MariaDB [(none)]> GRANT ALL ON wpdb.* to 'wpuser'@'208.117.84.50' IDENTIFIED BY 'password' WITH GRANT OPTION;

Next, flush the privileges and exit from the MariaDB shell with the following command:

MariaDB [(none)]> FLUSH PRIVILEGES;
MariaDB [(none)]> EXIT;

A brief explanation of each parameter is shown below:

  • wpdb : It is the name of the MariaDB database that the user want to connect.
  • wpuser : It is the name of the MariaDB database user.
  • 208.117.84.50 : It is the IP address of the remote system from which user want to connect.
  • password : It is the password of the database user.

If you want to grant remote access on all databases for wpuser, run the following command:

MariaDB [(none)]> GRANT ALL ON *.* to 'wpuser'@'208.117.84.50' IDENTIFIED BY 'password' WITH GRANT OPTION;

If you want to grant access to all remote IP address on wpdb as a wpuser, use % instead of IP address (208.117.84.50) as shown below:

MariaDB [(none)]> GRANT ALL ON wpdb.* to 'wpuser'@'%' IDENTIFIED BY 'password' WITH GRANT OPTION;

If you want to grant access to all IP addresses in the subnet 208.117.84.0/24 on wpdb as a wpuser, run the following command:

MariaDB [(none)]> GRANT ALL ON wpdb.* to 'wpuser'@'208.117.84.%' IDENTIFIED BY 'password' WITH GRANT OPTION;

Configure Firewall

If your MariaDB server is configured with the UFW firewall (which it is by default on all Webdock servers) then you will need to allow traffic on port 3306 from the remote system.

You can grant access to the remote system with IP 208.117.84.50 to connect the port 3306 with the following command:

ufw allow from 208.117.84.50 to any port 3306

If you want to grant access from any IP address you would use the following command:

ufw allow 3306

Next, reload the firewall with the following command:

ufw reload

Once you are finished, you can proceed to the next step.

Test Connection from Remote System

At this point, the MariaDB server is configured to allow connection from the remote system with IP address 208.117.84.50. Now, it's time to test the connection from the client system to the MariaDB server. Here we show how to do this on the command line in Linux, but you can also test this from your desktop (if not on Linux) by utilizing any MySQL remote manager such as the ones listed in the introduction to this article.

First, you will need to install the MariaDB Client package in the remote system. You can install it with the following command:

apt-get install mariadb-client -y

Once the installation is completed, connect to the MariaDB server by running the following command on the remote system:

mysql -u wpuser -h 45.148.28.101 -p 

You will be asked to provide the password of the wpuser as shown below:

Enter password: 

Once the connection has been established, you should get the following output:

Welcome to the MariaDB monitor.  Commands end with ; or \g.
Your MariaDB connection id is 50
Server version: 10.4.10-MariaDB-1:10.4.10+maria~bionic-log mariadb.org binary distribution

Copyright (c) 2000, 2018, Oracle, MariaDB Corporation Ab and others.

Type 'help;' or '\h' for help.
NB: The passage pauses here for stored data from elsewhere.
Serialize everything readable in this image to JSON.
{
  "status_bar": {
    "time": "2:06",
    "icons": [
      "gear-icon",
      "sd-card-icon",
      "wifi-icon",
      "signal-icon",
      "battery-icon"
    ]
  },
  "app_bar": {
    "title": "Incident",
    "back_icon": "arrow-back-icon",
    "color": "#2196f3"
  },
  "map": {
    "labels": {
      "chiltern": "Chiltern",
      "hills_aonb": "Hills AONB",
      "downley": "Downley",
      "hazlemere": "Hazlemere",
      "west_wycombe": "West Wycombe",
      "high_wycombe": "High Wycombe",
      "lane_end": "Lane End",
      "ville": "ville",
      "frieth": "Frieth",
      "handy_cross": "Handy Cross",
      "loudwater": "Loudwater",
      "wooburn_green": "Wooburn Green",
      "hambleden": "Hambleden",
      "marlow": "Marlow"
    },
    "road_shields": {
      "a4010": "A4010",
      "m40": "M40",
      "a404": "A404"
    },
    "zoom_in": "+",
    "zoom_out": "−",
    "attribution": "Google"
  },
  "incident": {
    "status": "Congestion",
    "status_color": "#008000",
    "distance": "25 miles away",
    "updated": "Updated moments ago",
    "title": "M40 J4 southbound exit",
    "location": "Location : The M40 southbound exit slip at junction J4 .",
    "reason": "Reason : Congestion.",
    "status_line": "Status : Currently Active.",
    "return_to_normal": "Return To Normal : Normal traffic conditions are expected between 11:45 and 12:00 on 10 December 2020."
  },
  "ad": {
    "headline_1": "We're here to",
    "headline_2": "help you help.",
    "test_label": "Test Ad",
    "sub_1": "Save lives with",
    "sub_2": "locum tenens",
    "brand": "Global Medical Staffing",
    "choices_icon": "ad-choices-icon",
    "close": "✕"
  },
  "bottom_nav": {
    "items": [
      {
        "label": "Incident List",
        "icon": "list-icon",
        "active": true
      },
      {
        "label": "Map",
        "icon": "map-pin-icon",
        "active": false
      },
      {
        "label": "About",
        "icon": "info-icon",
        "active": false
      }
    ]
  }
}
Type '\c' to clear the current input statement.

You can now list the databases using the following command:

MariaDB [(none)]> show databases;

You should get the following output:

+--------------------+
| Database           |
+--------------------+
| information_schema |
| wpdb               |
+--------------------+
2 rows in set (0.10 sec)

Conclusion

In the above tutorial, we learned how to configure MariaDB for remote connections. we also learned how to grant access on a specific database or all databases to the specific IP address or all IP addresses. We hope this guide helps you to understand how to connect your web application to the database hosted on the remote server and how to secure it properly with IP restrictions.